Microbes can greatly reduce metal(loid) bioavailability through release of chelating exudates and via sorption (Turnau et al., 2012) and thus improve plant growth. Several studies have shown positive effects of (ecto)mycorrhizas to protect trees and plants from heavy metal toxicity particularly by immobilising metals in the extraradical mycelium or hyphal mantle (Krupa and Kozdroj, 2004). Colonisation by arbuscular mycorrhizal fungi (AMF) can also increase plant tolerance by inducing plant genes that are involved in metal detoxification: Rhizophagus irregularis AMF promoted expression of the metallothionein related genePtMT2b in roots of Populus trihocarpa, irrespective of the Cd and Zn concentrations in soil (De Oliveira et al., 2020). Furthermore, AMF reduced the accumulation of Cd in the leaves by 40%, presumably via its ability to bind Cd either to the cell wall or intracellularly, thus limiting the Cd translocation to the shoot.
Soil bacteria with metal tolerance are common amongstPseudomonas , Bacillus , Enterobacter ,Ralstonia and other soil dwelling species. As for fungi, the mitigating effect of bacteria is primarily due to metal(loid) binding to exudates and sorption by cell wall fractions to lower metal(loid) bioavailability.
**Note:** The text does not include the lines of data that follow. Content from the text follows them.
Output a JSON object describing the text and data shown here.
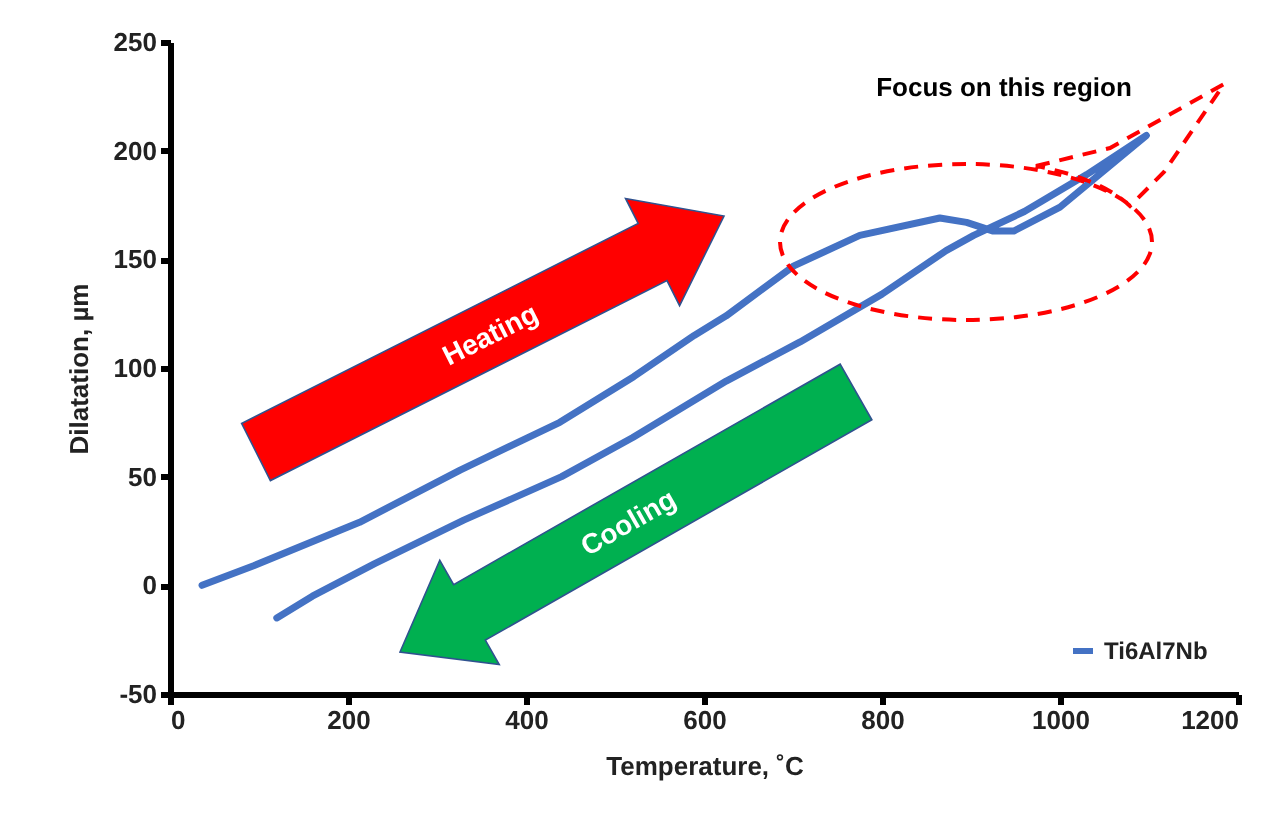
{
  "chart_data": {
    "type": "line",
    "xlabel": "Temperature, ˚C",
    "ylabel": "Dilatation, µm",
    "legend": "bottom right",
    "grid": false,
    "xlim": [
      0,
      1200
    ],
    "xticks": [
      0,
      200,
      400,
      600,
      800,
      1000,
      1200
    ],
    "ylim": [
      -50,
      250
    ],
    "yticks": [
      -50,
      0,
      50,
      100,
      150,
      200,
      250
    ],
    "annotations": [
      "Heating",
      "Cooling",
      "Focus on this region"
    ],
    "series": [
      {
        "name": "Ti6Al7Nb",
        "color": "#4472c4",
        "x": [
          36,
          94,
          213,
          326,
          438,
          521,
          589,
          625,
          701,
          775,
          865,
          895,
          925,
          948,
          1000,
          1097,
          1030,
          960,
          903,
          872,
          800,
          708,
          625,
          520,
          440,
          330,
          230,
          160,
          120
        ],
        "values": [
          0,
          9,
          29,
          53,
          75,
          96,
          115,
          124,
          147,
          161,
          169,
          167,
          163,
          163,
          174,
          207,
          189,
          172,
          161,
          154,
          134,
          112,
          94,
          68,
          50,
          30,
          10,
          -5,
          -15
        ]
      }
    ]
  }
}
An in situ study on Lupin (Dary et al., 2010) showed that inoculation with a consortium of metal resistant bacteria generated an increase in plant biomass which was paralleled by a decrease in root and shoot levels of Cd, Cu, Pb and Zn. In contrast, a field study using rape cultivated in contaminated agricultural soil recorded improved growth of the plants in the presence of metal resistant bacteria, but in this case, bacterial activity increased metal bioavailability and hence drastically raised tissue Cu content (Ren et al., 2019). Some of this contradiction may stem from rape (Brassica napus ) being relatively metal tolerant but it stresses the importance of choosing appropriate rhizosphere organisms that are tailored to specific edaphic conditions and plant hosts.
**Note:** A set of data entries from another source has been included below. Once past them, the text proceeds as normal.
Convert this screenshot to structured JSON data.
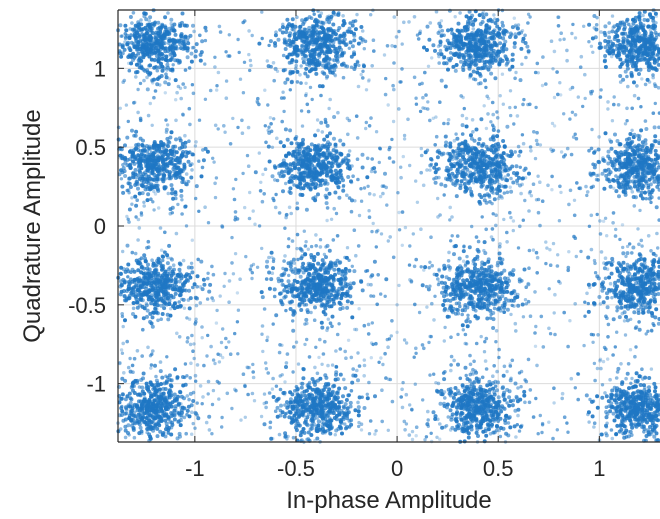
{
  "chart_data": {
    "type": "scatter",
    "title": "",
    "xlabel": "In-phase Amplitude",
    "ylabel": "Quadrature Amplitude",
    "xlim": [
      -1.38,
      1.3
    ],
    "ylim": [
      -1.37,
      1.37
    ],
    "grid": true,
    "marker_color": "#1f77c4",
    "x_ticks": [
      -1,
      -0.5,
      0,
      0.5,
      1
    ],
    "x_tick_labels": [
      "-1",
      "-0.5",
      "0",
      "0.5",
      "1"
    ],
    "y_ticks": [
      -1,
      -0.5,
      0,
      0.5,
      1
    ],
    "y_tick_labels": [
      "-1",
      "-0.5",
      "0",
      "0.5",
      "1"
    ],
    "constellation": {
      "i_levels": [
        -1.2,
        -0.4,
        0.4,
        1.2
      ],
      "q_levels": [
        -1.15,
        -0.38,
        0.38,
        1.15
      ],
      "cluster_spread": 0.09
    },
    "series": [
      {
        "x": [
          -1.2,
          -0.4,
          0.4,
          1.2,
          -1.2,
          -0.4,
          0.4,
          1.2,
          -1.2,
          -0.4,
          0.4,
          1.2,
          -1.2,
          -0.4,
          0.4,
          1.2
        ],
        "y": [
          1.15,
          1.15,
          1.15,
          1.15,
          0.38,
          0.38,
          0.38,
          0.38,
          -0.38,
          -0.38,
          -0.38,
          -0.38,
          -1.15,
          -1.15,
          -1.15,
          -1.15
        ]
      }
    ]
  }
}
These examples point to opportunities to exploit soil bacteria and mycorrhization of crops as strategies to aid in their cultivation during metal stress. Where mycorrhizas are concerned, part of the benefits may be via improved nutrition rather than metal detoxification per se, and further studies are needed to tease apart direct and indirect effects. Irrespective of the mechanistic details, we also need far more and better information about the efficacy and (economic) feasibility of manipulating the rhizosphere as an approach to raise plant heavy metal(loid) resistance. Inoculating soils with metal(loid) tolerant bacteria or fungi ‘in the field’ may be impractical and could be prohibitively expensive. Rhizosphere bacteria may need addition of nutrients to be effective, altering cost-benefit analyses. Alternatively, plants may be selected and/or engineered, to increase microbial activity in the rhizosphere but this is likely to attract a large penalty in reduced carbon and lacks specificity.